In the last several months, I’ve taken some time to really look at the G.I. Joe franchise, with a real focus on its ’80s A Real American Hero incarnation, which was by far the franchises most popular and successful incarnation. Now I’m taking a jump ahead to the incarnation that followed, Sigma 6. Launched in the mid-00s, it tried to modernize things and tap into what was popular at the time, and it was honestly a pretty decent success. Well, purely commercially, anyway. With the pre-existing fans? Let’s just say they don’t deal well with change. So, after a solid three year run, it was put to bed and replaced with a return to the old. But, let’s not focus on the end, let’s focus on the beginning, with one of the line’s launch figures, a re-imagined Spirit Iron-Knife.
THE FIGURE ITSELF
Spirit Iron-Knife was one of the five figures released in the first Commando assortment of the Sigma 6 line, which launched the line in 2005. Compared to the others in the assortment, Spirit was something of an oddball choice, not being amongst what people would typically consider the “core” Joes. The figure stands 8 inches tall and he has 25 points of articulation. His sculpt was all-new at launch (and would later be re-used for a second version of Spirit), though it certainly had some similarities to his team-mates, given the line’s general style and the uniformed nature of the Joes. Spirit’s design is shared with his cartoon counterpart, and marked something of a departure from his original ’84 design (which was a little bit stereotypical for a Native American tracker). He had received quite a redesign in the comics that accompanied the 2002 relaunch of ARAH, and his S6 design seemed to take a few elements from that, as well as being the first version of the character to tap into Billy from Predator as a design inspiration. The final result is honestly the most unique of the five initial figures, not just when compared to the other four in the same set, but also compared to prior versions of Spirit himself. The figure’s sculpt is definitely the coolest of the initial assortment, showing some neat deviations from the standard uniform, and giving us a head with a lot of character behind it. As one of the more deluxe “Commando” releases, he also got to be a slightly mixed media affair. Not only is his head band cloth, but he’s also got a pair of actual pants to wear over his Sigma suit, as well as the usual set of dogtags. The figure was then armed with a bow, four arrows, a quiver, a knife, a sheath, a pair of axes, and his pet eagle. As is the nature of the Sigma 6 beast, mine is incomplete, with only the bow and the knife sheath. I know, for shame.

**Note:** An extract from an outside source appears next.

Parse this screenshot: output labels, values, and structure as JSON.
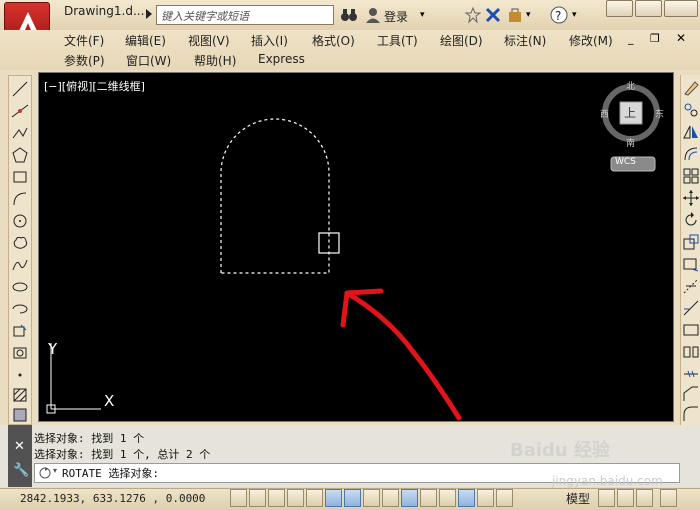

THE ME HALF OF THE EQUATION
As I’ve discussed before, Sigma 6 was a concept I very much enjoyed, but unfortunately not a line I was able to get much of when it was new. Spirit was a figure I always wanted, but was just never able to get. I was eventually able to track one down back in November of 2018. It took a while to get him and he’s not complete, but it’s still very nice to have even just the core figure, because he’s quite a cool offering.